How Assad’s Prisoners Die
A new report released by U.N. investigators documents atrocities that took place in Syrian government prisons.
Since civil unrest broke out in Syria in 2011, some 9.5 million people have fled their homes. But tens of thousands of others detained by Syrian government forces didn’t have the chance to run.
More than 500 survivors of those prisons were interviewed in a new report released Monday by United Nations investigators. Almost all were tortured or witnessed torture while in detention, and more than 200 of them saw a fellow prisoner die in jail, often directly at the hands of security forces. According to the report, the treatment of civilians in these prisons amounts to a government policy of extermination — a crime against humanity.
“Based on the same conduct, war crimes have also been committed,” the investigators said in their report, which did not name specific suspects but said the U.N. Security Council should impose sanctions on high-ranking Syrian officials.
Various armed groups, including the Islamic State and al-Nusra Front, have also tortured prisoners in their detention centers. But some of the most damning evidence presented in Monday’s report, which documents atrocities allegedly carried out in government detention centers between March 10, 2011, and Nov. 30, 2015, were the methods of torture used by Syrian security forces.
Children as young as 7 years old were among those who died in state custody. The parents of a 13-year-old boy arrested during a 2011 protest in Sayda next saw his body when it was returned to them dead and mutilated. Prison guards often tortured and killed detainees in front of fellow prison mates.
In 2014, prisoners in Damascus were forced to face a wall while prison guards kicked a cellmate in the head and all over his body. Vomiting blood, he asked the other detainees to tell his family what happened to him. “He died,” a survivor told the independent U.N. researchers. “We closed his eyes, wrapped him in a military blanket, and read the Quran in our hearts.”
A survivor who was detained in Homs recalled watching an elderly man die after prison guards burned his eyes with a cigarette, stabbed him with burning metal, and hung him from his wrists. It took three hours to kill him.
In other instances, the deaths were not so quick. In 2014, a prisoner’s genitals were mutilated and the man, who held in a prison run by the Syrian army’s 4th Division, survived for three days afterwards.

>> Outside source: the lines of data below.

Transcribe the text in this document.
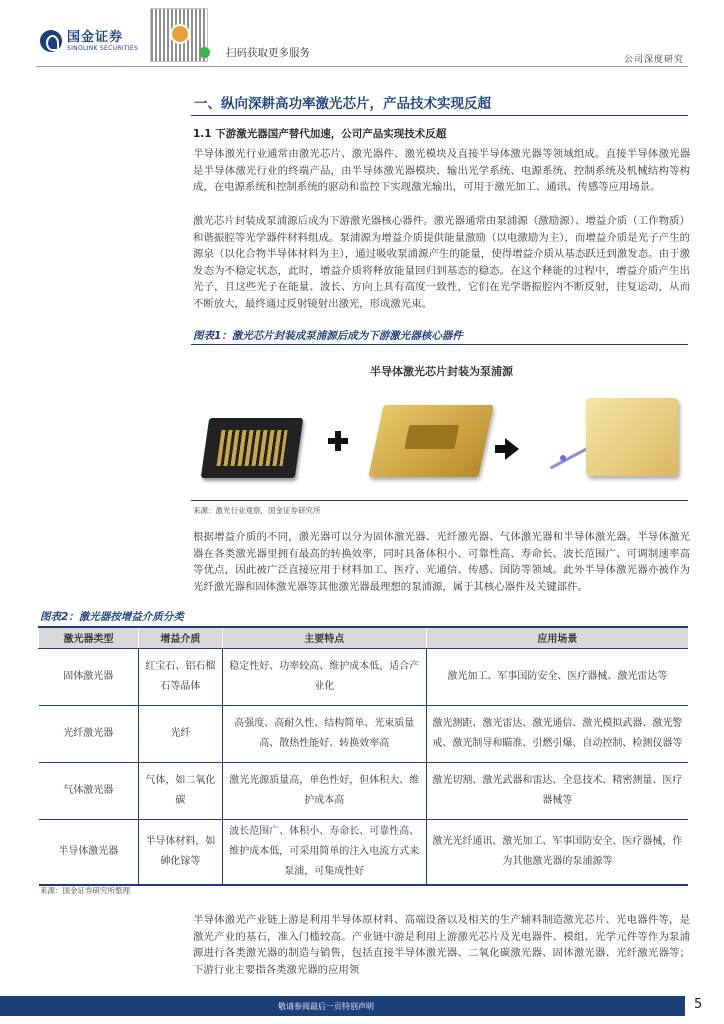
国金证券
SINOLINK SECURITIES	扫码获取更多服务
公司深度研究
一、纵向深耕高功率激光芯片，产品技术实现反超
1.1 下游激光器国产替代加速，公司产品实现技术反超

半导体激光行业通常由激光芯片、激光器件、激光模块及直接半导体激光器等领域组成。直接半导体激光器是半导体激光行业的终端产品，由半导体激光器模块、输出光学系统、电源系统、控制系统及机械结构等构成，在电源系统和控制系统的驱动和监控下实现激光输出，可用于激光加工、通讯、传感等应用场景。

激光芯片封装成泵浦源后成为下游激光器核心器件。激光器通常由泵浦源（激励源）、增益介质（工作物质）和谐振腔等光学器件材料组成。泵浦源为增益介质提供能量激励（以电激励为主），而增益介质是光子产生的源泉（以化合物半导体材料为主），通过吸收泵浦源产生的能量，使得增益介质从基态跃迁到激发态。由于激发态为不稳定状态，此时，增益介质将释放能量回归到基态的稳态。在这个释能的过程中，增益介质产生出光子，且这些光子在能量、波长、方向上具有高度一致性，它们在光学谐振腔内不断反射，往复运动，从而不断放大，最终通过反射镜射出激光，形成激光束。

图表1：激光芯片封装成泵浦源后成为下游激光器核心器件
半导体激光芯片封装为泵浦源
来源：激光行业观察，国金证券研究所

根据增益介质的不同，激光器可以分为固体激光器、光纤激光器、气体激光器和半导体激光器。半导体激光器在各类激光器里拥有最高的转换效率，同时具备体积小、可靠性高、寿命长、波长范围广、可调制速率高等优点，因此被广泛直接应用于材料加工、医疗、光通信、传感、国防等领域。此外半导体激光器亦被作为光纤激光器和固体激光器等其他激光器最理想的泵浦源，属于其核心器件及关键部件。

图表2：激光器按增益介质分类
激光器类型	增益介质	主要特点	应用场景
固体激光器	红宝石、铝石榴石等晶体	稳定性好、功率较高、维护成本低，适合产业化	激光加工、军事国防安全、医疗器械、激光雷达等
光纤激光器	光纤	高强度、高耐久性、结构简单、光束质量高、散热性能好、转换效率高	激光测距、激光雷达、激光通信、激光模拟武器、激光警戒、激光制导和瞄准、引燃引爆、自动控制、检测仪器等
气体激光器	气体，如二氧化碳	激光光源质量高，单色性好，但体积大、维护成本高	激光切割、激光武器和雷达、全息技术、精密测量、医疗器械等
半导体激光器	半导体材料，如砷化镓等	波长范围广、体积小、寿命长、可靠性高、维护成本低，可采用简单的注入电流方式来泵浦，可集成性好	激光光纤通讯、激光加工、军事国防安全、医疗器械，作为其他激光器的泵浦源等
来源：国金证券研究所整理

半导体激光产业链上游是利用半导体原材料、高端设备以及相关的生产辅料制造激光芯片、光电器件等，是激光产业的基石，准入门槛较高。产业链中游是利用上游激光芯片及光电器件、模组、光学元件等作为泵浦源进行各类激光器的制造与销售，包括直接半导体激光器、二氧化碳激光器、固体激光器、光纤激光器等；下游行业主要指各类激光器的应用领

敬请参阅最后一页特别声明	5
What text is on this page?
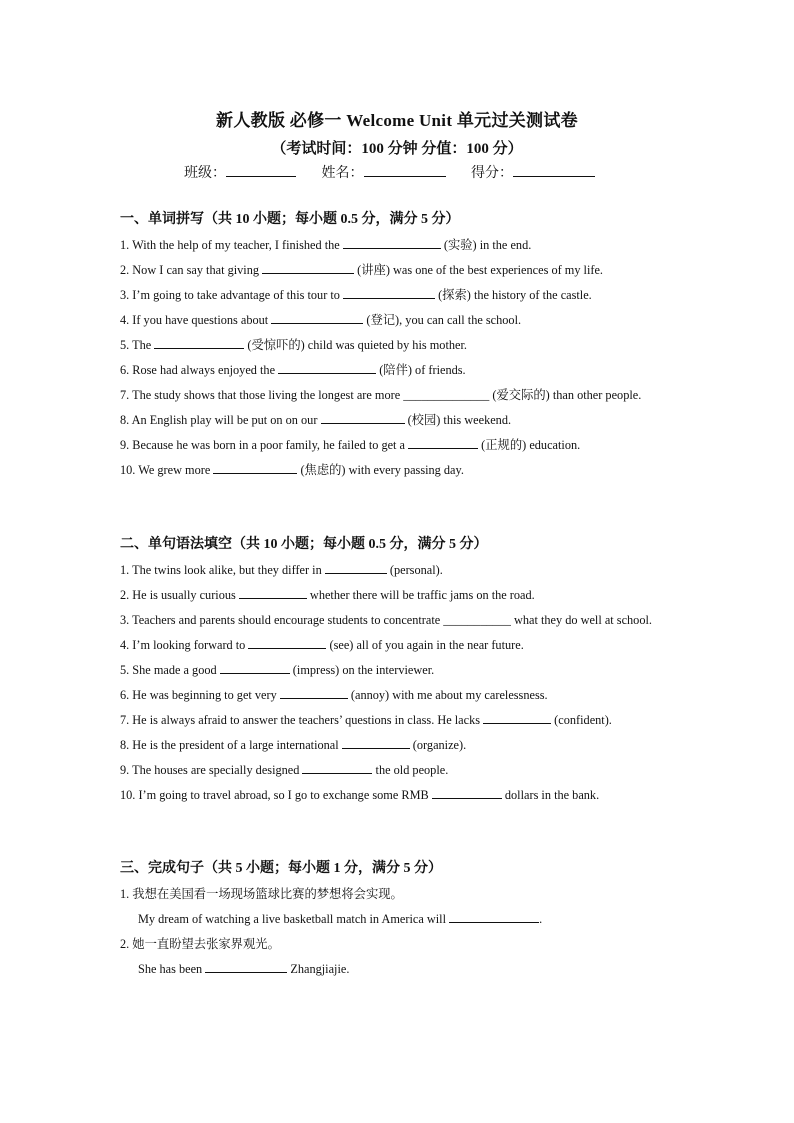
新人教版 必修一 Welcome Unit 单元过关测试卷
（考试时间：100 分钟 分值：100 分）
班级：	姓名：	得分：
一、单词拼写（共 10 小题；每小题 0.5 分，满分 5 分）
1. With the help of my teacher, I finished the	(实验) in the end.
2. Now I can say that giving	(讲座) was one of the best experiences of my life.
3. I’m going to take advantage of this tour to	(探索) the history of the castle.
4. If you have questions about	(登记), you can call the school.
5. The	(受惊吓的) child was quieted by his mother.
6. Rose had always enjoyed the	(陪伴) of friends.
7. The study shows that those living the longest are more ______________ (爱交际的) than other people.
8. An English play will be put on on our	(校园) this weekend.
9. Because he was born in a poor family, he failed to get a	(正规的) education.
10. We grew more	(焦虑的) with every passing day.
二、单句语法填空（共 10 小题；每小题 0.5 分，满分 5 分）
1. The twins look alike, but they differ in	(personal).
2. He is usually curious	whether there will be traffic jams on the road.
3. Teachers and parents should encourage students to concentrate ___________ what they do well at school.
4. I’m looking forward to	(see) all of you again in the near future.
5. She made a good	(impress) on the interviewer.
6. He was beginning to get very	(annoy) with me about my carelessness.
7. He is always afraid to answer the teachers’ questions in class. He lacks	(confident).
8. He is the president of a large international	(organize).
9. The houses are specially designed	the old people.
10. I’m going to travel abroad, so I go to exchange some RMB	dollars in the bank.
三、完成句子（共 5 小题；每小题 1 分，满分 5 分）
1. 我想在美国看一场现场篮球比赛的梦想将会实现。
My dream of watching a live basketball match in America will	.
2. 她一直盼望去张家界观光。
She has been	Zhangjiajie.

Those who were tortured often developed infections from their wounds, and were left with no medical treatment. One prisoner held in a Syrian Air Force intelligence prison in Aleppo was left in the hallway when guards saw he could no longer stand on an injured leg. It took days for anyone to realize he was dead, and when his family collected his body they could not even recognize him.
According to those interviewed for Monday’s report, the prison conditions were consistent across the country. Cells were jam-packed, often forcing men to take shifts sitting down or standing up. With limited access to toilets, prisoners often had to use the cell to relieve themselves, even if it was already crowded. Lice and scabies were reported as some of the most common infestations.
Many prisoners were underfed to the point of starvation, or given food that was rotten and caused vomiting and diarrhea. A handful of detainees mentioned in Monday’s report died due to pre-existing conditions that guards did not address, including diabetes, asthma, and heart failure.
Prisoner-patients who were allowed access to hospitals knew such medical care would not ensure survival. They were often asked to help wrap dead bodies of detainees who were taken to the hospital too late.
Others succumbed to psychological disorders after being held in torturous conditions or isolation. Survivors reported that many of their fellow detainees stopped eating or drinking, and later died in their cells.
According to the report, there is also reason to believe that many prisoners were extrajudicially killed by security forces. In 2013, dead bodies began floating through the Queiq River in Aleppo. At least 140 of them had gunshot wounds, and their hands were tied behind their backs. Witnesses claimed they originated in government-controlled areas.
Families that attempted to collect death certificates for their loved ones were repeatedly told prisoners had died from heart attacks.
But one father told the investigators he refused to accept a certificate with that description of his son’s death. “It would be like giving them permission to kill him,” he said.